Margit Schmitt and Kim Tschida Petters explore 'The Memory of Architecture'
Retelling a tale often involves exaggeration or blatant guess-work to fill in details that have been forgotten. Artists Margit Schmitt and Kim Tschida Petters have stories to tell, many of which are inspired by their memories of architecture. As a result, there are voids in what they recollect. Part of the fun of their paintings is that they too must exaggerate and do their best at guessing what those missing bits are--and they must do so with their paint brushes. From Schmitt's website, "I abstract my work to heighten the fragments of the ambiguous process of remembering. The representational elements in the work evoke the bits of past experience that are recognizable... My work expresses the wanting to reconstruct the past, but inability to regenerate the memory."
Beginning Friday, Schmitt's and Petters's paintings will be on display
for "The Memory of Architecture" at the Raymond Avenue Gallery in St.
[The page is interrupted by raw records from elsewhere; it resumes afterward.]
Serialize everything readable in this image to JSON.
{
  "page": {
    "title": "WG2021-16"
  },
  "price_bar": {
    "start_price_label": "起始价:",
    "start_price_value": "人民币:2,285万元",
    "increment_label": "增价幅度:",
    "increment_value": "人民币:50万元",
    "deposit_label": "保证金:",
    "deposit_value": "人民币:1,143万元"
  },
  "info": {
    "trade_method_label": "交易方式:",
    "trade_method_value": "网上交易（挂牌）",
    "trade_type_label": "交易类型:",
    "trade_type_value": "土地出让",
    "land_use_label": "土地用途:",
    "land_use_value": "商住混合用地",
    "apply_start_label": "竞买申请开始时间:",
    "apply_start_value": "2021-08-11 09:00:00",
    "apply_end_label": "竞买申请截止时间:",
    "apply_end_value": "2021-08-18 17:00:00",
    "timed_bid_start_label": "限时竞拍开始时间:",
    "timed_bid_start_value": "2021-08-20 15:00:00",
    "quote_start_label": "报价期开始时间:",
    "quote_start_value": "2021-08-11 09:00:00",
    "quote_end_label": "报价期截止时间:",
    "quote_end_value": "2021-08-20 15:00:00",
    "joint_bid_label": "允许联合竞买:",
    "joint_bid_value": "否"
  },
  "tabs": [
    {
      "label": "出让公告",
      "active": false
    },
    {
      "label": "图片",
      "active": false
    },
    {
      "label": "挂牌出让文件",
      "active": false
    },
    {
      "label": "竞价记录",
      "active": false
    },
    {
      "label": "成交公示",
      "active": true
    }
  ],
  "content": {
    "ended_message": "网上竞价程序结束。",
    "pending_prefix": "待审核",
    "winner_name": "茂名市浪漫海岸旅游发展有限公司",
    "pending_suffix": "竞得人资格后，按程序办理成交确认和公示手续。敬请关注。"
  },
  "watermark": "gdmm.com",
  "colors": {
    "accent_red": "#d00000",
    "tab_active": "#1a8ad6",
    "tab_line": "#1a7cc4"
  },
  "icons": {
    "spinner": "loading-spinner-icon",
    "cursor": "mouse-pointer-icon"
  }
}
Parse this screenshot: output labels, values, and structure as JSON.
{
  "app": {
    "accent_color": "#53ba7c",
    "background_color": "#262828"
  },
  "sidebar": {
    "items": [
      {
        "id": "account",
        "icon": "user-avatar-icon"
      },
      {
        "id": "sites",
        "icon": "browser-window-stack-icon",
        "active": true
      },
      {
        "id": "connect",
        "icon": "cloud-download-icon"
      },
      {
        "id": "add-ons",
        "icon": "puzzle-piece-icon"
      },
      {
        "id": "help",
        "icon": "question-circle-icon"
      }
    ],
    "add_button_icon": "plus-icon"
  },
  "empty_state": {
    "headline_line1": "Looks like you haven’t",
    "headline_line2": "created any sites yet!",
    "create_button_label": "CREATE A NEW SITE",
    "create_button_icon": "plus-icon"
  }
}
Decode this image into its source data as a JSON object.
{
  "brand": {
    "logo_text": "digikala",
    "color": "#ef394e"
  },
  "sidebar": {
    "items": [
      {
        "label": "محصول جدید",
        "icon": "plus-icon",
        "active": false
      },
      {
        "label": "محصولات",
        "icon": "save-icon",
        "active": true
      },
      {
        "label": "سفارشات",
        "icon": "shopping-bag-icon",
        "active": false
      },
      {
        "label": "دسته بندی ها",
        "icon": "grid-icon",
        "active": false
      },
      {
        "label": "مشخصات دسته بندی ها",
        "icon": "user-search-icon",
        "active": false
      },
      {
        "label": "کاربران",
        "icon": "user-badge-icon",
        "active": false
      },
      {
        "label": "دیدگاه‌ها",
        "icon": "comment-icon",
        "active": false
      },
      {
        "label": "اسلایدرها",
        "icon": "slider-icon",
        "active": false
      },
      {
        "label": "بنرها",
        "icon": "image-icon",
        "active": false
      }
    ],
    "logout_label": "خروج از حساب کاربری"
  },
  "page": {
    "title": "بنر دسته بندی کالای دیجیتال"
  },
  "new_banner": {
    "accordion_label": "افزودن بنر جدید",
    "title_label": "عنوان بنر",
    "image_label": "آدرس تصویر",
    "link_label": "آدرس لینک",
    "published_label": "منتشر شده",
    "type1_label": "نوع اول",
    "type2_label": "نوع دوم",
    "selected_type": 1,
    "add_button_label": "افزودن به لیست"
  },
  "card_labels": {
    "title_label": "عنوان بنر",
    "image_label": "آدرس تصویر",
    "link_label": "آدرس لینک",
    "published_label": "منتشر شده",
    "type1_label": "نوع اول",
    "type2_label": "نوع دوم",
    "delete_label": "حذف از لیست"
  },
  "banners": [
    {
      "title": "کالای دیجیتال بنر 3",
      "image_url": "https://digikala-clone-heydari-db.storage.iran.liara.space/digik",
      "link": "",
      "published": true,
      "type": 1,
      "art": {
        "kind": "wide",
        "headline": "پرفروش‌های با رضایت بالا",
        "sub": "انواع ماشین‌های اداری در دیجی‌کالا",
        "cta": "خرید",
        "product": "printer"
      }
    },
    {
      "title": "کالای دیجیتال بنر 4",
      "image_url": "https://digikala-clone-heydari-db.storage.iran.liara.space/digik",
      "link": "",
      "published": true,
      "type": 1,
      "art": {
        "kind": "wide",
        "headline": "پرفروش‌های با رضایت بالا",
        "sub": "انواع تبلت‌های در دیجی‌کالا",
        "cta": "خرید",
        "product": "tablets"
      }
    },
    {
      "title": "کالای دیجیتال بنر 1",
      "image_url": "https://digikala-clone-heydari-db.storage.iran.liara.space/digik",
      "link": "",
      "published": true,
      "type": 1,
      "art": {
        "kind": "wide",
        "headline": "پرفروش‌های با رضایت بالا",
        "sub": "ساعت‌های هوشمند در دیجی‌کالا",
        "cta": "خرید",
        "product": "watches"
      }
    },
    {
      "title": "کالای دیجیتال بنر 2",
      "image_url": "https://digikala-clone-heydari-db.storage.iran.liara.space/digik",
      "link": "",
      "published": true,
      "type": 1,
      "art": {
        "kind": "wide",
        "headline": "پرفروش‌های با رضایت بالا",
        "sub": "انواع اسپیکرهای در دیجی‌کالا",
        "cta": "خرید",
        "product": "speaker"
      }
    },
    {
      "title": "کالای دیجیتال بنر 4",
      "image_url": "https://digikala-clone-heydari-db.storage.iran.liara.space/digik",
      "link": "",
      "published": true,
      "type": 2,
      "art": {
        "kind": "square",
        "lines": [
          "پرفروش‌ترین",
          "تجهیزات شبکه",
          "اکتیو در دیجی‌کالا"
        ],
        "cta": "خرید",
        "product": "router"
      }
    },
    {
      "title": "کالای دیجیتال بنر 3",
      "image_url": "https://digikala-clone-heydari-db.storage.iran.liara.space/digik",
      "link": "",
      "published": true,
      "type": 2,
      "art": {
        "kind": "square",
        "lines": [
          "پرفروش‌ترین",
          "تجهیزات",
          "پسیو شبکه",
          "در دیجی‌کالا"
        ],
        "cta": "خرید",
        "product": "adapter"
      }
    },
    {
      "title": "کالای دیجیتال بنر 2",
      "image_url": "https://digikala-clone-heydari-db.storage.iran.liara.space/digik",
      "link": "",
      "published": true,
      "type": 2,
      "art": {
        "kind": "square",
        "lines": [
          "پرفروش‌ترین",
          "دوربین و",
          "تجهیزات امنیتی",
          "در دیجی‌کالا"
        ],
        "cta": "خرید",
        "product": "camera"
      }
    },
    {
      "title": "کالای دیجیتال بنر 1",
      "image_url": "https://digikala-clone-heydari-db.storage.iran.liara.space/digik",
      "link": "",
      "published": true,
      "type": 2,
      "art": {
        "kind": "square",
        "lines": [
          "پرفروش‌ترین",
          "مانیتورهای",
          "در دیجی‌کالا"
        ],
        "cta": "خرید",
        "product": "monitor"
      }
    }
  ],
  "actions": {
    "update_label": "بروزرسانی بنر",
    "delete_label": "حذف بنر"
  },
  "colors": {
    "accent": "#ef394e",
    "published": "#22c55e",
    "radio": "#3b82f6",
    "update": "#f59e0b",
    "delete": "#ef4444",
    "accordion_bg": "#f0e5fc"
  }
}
Both artists are working in an abstract style, which makes sense when dealing with memories. Petters takes a bold approach, using strong lines and solid colors, while Schmitt employs translucent washes. Schmitt's work appears to also have a strong cubist influence, and though her images lean toward the abstract, the reason for this is actually quite literal. "The paintings' washes, drips, and smears reference the slipperiness of memories," says Schmitt. And since her subjects are modern structures, her paintings even have a tinge of Frank Lloyd Wright about them. The heightened imagery she talks of clearly shows in her use of vibrant citrus colors--though as a girl who grew up in California, perhaps this is one detail she didn't have to exaggerate.
"The Memory of Architecture" will be on display from February 18 through March 31 at the Raymond Avenue Gallery, located at 761 Raymond Avenue in St. Paul. The gallery is open Tuesdays though Saturdays from 10 a.m. to 4 p.m. Join the artists for an opening night reception on Friday, February 18 from 6 to 8 p.m.